Il a expliqué à plusieurs reprises les raisons de cela :

- Il s’inscrit dans un mouvement historique ancré à gauche porteur des revendications, des aspirations sociales, dont il considère être à la fois un moment et un héritier.

Il se considère, et ce à juste raison, comme un héritier de Jaurès, et cela ne fait pas plaisir à tout le monde, notamment à un certain nombre de membres du PS qui voient ainsi cet héritage leur échapper Difficile à ceux qui se sont convertis au libéralisme de prétendre à une telle filiation.

Bon nombre "d’observateurs" n’ont pas encore compris que la création du Parti de gauche en 2008–2009 puis du Front de Gauche constitue une scission historique du parti socialiste et qui renoue avec l’unité qui existait avant la scission du parti socialiste et du parti communiste en 1920.

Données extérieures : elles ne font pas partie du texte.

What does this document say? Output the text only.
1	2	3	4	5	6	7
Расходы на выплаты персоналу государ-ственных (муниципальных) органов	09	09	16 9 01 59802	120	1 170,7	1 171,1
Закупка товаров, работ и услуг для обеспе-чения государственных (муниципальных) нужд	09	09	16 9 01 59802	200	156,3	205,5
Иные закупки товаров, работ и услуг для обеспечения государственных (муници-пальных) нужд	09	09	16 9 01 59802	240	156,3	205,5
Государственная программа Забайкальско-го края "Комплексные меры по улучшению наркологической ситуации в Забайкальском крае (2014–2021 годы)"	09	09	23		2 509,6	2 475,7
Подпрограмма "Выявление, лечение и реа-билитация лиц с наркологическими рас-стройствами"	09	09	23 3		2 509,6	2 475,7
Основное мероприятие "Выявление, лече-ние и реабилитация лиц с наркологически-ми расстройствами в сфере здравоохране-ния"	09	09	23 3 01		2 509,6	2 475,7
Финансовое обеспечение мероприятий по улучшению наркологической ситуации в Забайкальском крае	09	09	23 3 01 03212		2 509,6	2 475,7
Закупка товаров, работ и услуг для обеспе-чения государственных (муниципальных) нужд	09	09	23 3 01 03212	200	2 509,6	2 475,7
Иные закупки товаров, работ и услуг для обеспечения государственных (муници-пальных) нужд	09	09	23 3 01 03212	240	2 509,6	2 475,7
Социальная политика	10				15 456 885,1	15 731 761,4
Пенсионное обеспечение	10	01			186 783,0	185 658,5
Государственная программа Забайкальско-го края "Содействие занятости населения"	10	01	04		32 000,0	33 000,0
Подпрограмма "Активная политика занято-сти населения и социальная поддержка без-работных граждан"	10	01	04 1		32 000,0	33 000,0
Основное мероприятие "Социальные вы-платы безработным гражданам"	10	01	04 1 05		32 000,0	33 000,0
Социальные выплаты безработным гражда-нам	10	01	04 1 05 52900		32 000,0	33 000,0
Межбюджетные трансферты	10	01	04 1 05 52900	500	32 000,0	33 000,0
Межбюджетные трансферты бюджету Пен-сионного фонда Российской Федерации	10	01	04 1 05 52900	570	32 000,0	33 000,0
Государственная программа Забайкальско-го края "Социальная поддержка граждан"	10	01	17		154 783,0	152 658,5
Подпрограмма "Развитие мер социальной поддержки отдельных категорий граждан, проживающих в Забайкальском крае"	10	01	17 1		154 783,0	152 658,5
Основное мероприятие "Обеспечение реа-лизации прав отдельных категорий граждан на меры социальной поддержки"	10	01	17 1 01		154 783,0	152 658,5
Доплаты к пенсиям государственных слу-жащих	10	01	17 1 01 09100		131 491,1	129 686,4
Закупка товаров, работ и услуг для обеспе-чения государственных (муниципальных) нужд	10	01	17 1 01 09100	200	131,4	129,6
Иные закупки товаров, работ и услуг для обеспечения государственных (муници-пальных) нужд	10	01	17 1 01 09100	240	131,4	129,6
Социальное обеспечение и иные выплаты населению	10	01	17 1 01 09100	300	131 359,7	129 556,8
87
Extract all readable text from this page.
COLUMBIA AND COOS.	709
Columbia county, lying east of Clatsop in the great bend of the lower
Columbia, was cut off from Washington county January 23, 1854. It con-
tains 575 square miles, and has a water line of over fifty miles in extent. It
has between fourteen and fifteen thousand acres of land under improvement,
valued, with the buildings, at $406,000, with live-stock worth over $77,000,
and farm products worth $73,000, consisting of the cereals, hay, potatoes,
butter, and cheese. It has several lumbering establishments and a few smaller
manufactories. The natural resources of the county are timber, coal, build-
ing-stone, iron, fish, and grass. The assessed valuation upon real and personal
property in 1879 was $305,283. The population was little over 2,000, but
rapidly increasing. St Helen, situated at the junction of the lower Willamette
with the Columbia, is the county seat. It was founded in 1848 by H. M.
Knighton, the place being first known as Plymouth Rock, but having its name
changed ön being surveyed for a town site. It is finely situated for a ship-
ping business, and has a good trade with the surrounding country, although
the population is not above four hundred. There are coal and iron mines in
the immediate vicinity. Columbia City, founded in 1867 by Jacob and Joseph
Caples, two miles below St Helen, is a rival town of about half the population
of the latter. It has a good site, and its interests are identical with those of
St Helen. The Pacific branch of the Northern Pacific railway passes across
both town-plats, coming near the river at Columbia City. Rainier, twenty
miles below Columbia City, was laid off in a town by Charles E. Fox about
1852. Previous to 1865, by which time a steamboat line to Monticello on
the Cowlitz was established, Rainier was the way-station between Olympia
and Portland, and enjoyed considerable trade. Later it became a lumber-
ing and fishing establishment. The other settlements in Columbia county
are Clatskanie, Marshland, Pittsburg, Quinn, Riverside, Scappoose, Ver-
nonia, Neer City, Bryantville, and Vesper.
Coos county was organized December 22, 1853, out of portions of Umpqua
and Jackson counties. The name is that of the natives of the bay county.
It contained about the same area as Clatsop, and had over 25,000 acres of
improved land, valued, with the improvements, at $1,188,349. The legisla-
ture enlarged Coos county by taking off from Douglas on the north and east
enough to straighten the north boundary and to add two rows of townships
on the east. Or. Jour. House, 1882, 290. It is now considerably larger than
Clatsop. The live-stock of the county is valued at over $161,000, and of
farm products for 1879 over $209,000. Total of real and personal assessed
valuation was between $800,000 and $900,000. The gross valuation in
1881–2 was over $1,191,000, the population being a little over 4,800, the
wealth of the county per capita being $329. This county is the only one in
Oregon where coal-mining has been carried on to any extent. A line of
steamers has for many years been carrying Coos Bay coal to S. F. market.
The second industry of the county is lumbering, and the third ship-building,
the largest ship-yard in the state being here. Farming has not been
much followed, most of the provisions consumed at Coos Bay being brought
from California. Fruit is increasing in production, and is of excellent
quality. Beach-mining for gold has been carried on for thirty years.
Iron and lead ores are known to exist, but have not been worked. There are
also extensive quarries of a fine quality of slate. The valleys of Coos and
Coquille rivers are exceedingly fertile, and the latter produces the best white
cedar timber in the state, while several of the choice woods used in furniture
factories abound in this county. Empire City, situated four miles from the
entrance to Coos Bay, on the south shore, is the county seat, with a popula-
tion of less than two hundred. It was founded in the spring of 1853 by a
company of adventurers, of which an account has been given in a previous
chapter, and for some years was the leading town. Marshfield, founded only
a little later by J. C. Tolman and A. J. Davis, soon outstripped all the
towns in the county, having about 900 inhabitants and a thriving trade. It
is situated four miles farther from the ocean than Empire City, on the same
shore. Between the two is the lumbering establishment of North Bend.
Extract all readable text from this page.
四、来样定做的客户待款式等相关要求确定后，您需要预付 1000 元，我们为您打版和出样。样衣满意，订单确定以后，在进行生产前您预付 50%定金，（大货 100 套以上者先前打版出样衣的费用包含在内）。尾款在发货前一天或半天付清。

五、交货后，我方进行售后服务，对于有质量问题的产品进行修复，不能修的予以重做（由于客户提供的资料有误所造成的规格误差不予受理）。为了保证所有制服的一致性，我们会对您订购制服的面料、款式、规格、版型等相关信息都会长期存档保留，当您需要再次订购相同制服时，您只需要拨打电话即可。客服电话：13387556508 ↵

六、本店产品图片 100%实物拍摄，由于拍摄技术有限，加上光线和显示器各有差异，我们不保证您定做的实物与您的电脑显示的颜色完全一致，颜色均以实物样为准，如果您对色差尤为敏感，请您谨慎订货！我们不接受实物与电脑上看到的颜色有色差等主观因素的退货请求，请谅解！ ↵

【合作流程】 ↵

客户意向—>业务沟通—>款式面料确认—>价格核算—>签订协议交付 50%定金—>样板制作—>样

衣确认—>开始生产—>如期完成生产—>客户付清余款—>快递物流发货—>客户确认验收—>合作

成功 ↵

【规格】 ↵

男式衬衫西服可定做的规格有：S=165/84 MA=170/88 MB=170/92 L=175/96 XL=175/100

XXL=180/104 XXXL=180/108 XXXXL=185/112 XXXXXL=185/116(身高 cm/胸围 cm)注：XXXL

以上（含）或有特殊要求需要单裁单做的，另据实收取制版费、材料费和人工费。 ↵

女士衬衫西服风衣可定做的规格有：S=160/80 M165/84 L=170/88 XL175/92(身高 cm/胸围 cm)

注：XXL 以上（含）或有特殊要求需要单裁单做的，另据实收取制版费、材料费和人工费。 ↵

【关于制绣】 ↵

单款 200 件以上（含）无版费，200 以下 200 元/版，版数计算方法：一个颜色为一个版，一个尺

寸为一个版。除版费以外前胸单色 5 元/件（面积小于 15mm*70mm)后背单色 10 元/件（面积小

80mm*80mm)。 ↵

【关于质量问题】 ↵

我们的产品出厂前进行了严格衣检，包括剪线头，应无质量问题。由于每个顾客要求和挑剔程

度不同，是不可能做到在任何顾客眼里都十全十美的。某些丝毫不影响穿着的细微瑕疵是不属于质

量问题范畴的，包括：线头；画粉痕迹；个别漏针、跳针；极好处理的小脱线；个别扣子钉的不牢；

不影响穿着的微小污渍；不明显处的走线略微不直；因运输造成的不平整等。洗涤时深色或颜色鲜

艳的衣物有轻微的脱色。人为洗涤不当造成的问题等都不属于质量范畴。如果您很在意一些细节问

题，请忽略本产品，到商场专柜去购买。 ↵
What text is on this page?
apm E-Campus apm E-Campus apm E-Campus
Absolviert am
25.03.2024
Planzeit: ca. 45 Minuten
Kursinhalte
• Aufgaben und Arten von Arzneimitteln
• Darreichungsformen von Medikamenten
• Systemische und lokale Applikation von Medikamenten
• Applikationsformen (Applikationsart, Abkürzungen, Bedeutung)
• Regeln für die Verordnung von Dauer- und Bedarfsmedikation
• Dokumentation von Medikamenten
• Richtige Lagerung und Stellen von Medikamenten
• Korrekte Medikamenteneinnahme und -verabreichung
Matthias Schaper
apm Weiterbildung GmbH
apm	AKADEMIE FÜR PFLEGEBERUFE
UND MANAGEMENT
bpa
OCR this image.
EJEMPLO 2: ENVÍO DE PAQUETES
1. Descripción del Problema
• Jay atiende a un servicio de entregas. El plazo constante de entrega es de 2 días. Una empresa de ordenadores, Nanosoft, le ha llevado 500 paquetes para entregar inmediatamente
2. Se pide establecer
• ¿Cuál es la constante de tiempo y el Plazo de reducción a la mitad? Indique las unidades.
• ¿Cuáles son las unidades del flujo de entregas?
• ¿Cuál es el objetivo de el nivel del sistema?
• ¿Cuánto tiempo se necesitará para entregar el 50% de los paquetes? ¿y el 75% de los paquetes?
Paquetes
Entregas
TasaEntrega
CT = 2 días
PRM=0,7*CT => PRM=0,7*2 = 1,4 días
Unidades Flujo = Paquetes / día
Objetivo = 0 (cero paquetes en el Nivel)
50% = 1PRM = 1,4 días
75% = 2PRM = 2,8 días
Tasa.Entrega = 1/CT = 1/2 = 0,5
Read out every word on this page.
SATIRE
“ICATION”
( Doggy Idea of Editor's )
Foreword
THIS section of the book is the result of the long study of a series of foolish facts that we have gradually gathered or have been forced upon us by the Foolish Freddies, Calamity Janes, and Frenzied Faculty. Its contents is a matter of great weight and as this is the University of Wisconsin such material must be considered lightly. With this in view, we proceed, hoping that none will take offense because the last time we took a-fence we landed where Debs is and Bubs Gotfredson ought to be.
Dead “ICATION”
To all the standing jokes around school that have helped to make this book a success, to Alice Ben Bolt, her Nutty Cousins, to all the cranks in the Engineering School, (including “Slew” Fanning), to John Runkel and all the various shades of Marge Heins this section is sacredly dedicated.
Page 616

Le Front de gauche constitue au départ la convergence de deux courants : un courant réformiste qui a fait la critique de l’impasse du social libéralisme et qui devient en quelque sorte un socialisme jaurésien et un courant révolutionnaire qui a fait la critique d’un radicalisme de tout ou rien conduisant à la mise en place d’un régime autoritaire dont le stalinisme à été une forme. Ce courant est lui-même formé de deux composantes communistes. (PCF et courants trotskistes).

A ces deux grands courants se sont adjoints des mouvements plus récents : altermondialistes, écologistes, décroissants, féministes, etc. Aucun média n’a rendu compte d’une telle réalité et il est probable qu’une majorité des adhérents du PS et de EELV n’ont pas saisi la dimension historique de la synthèse ainsi réalisée par le Front de gauche, synthèse qui était encore impensable il y a 10 ans.

La légèreté, pour ne pas dire le mépris, avec laquelle Cécile Duflot parle du Front de gauche montre à l’évidence qu’elle n’a pas du tout compris à qui elle avait affaire. Le Front de gauche n’est pas un conglomérat de groupuscules.

En bref, Jaurès est de retour.

Lorsque l’électorat du parti socialiste aura compris cela, alors le PS aura du souci à se faire pour sa survie. Il a donc tout intérêt à brouiller les cartes et de nous faire croire que le PG n’est qu’un groupuscule parmi d’autres. Évidemment, Cécile Duflot n’a certainement pas saisi encore l’enjeu historique de la situation. Elle ne voit qu’un reflet dans un rétroviseur.

- Dans ce contexte, Mélenchon a aussi expliqué qu’il voulait réintroduire dans les milieux populaires une culture de gauche qui avait perdu ses repères, ses symboles, voire sa mémoire. Cette démarche n’est pas seulement politique mais aussi culturelle. Inscrire sa démarche dans une continuité historique, ce n’est pas faire de la politique en regardant dans un rétroviseur, mais accorder une importance à la transmission du savoir, la transmission de l’expérience dans un monde où règne en maître l’instantanéité de la communication, la dictature de la com’ et où le slogan remplace l’argument.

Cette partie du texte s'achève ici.